Food Geek Friday: Sausage and Sweet Potato Soup with Kale
The other day I was updating my recipe binder and re-ran across this gem I pulled to test out. I had picked up some sweet potatoes (among many other things) at Southside Urban Market last Saturday and decided some of them need to happen in this soup. I'm so glad I did because:
- It was much more satisfying - body and soul - than I expected.
- It was perfect leftovers for the rainy weathers of this week.
It was actually pretty good as leftovers in general.
Make this during a bought of cold, grey weather and see for yourself. Or when you just need some healthy, comfort food.
Sausage and Sweet Potato Soup with Kale
- splash of olive oil
- 1 onion, diced
- 3 cloves garlic, minced
- Salt and pepper to taste
- 3/4 pound mild Italian sausage (I used bulk sausage from the butcher)

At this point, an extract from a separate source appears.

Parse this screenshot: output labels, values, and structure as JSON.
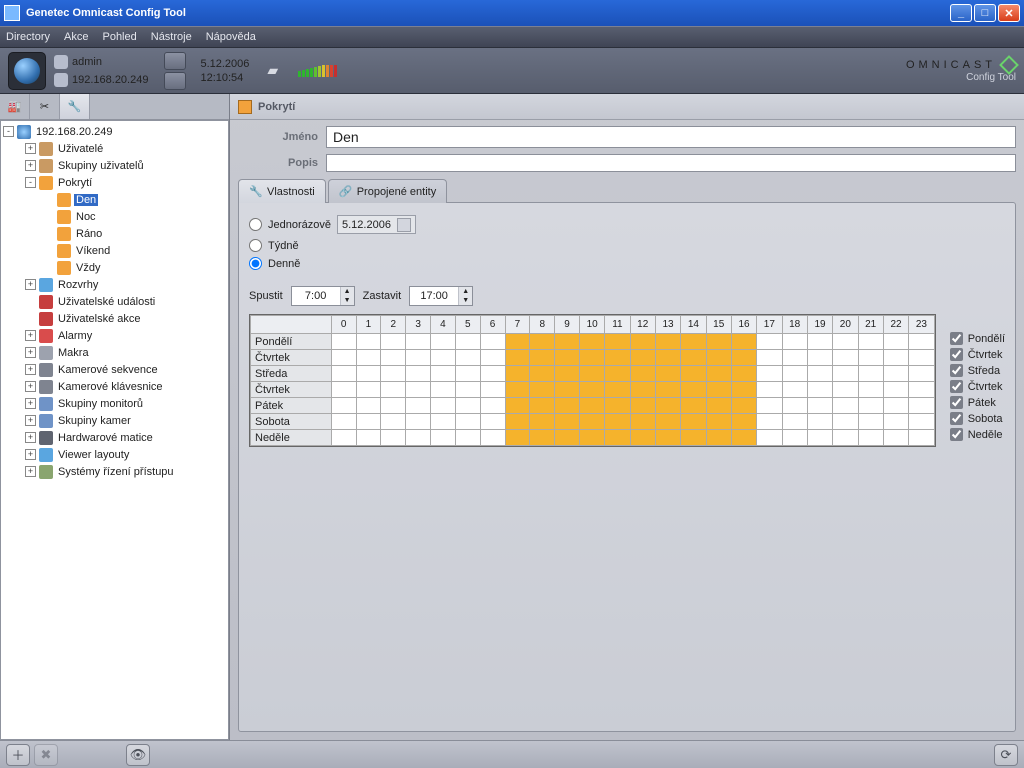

- 1 large sweet potato, cubed
- 4 cups chicken broth
- 1 bunch Lacinato kale, stemmed and roughly chopped
- In a large pot, heat oil over medium-high. Add onion and cook until almost translucent, approximately 5 minutes. Add garlic and cook until garlic is fragrant and onion is completely translucent, another minute or so.
- Add sausage and cook, breaking up meat with a wooden spoon, until browned.
- Add sweet potatoes, broth, and 2 cups water and bring to a boil. Cook until sweet potatoes are about 3-4 minutes from being done. Reduce to a simmer, add greens, and cook until greens are wilted. Serve with crusty, garlic bread if you are so inclined.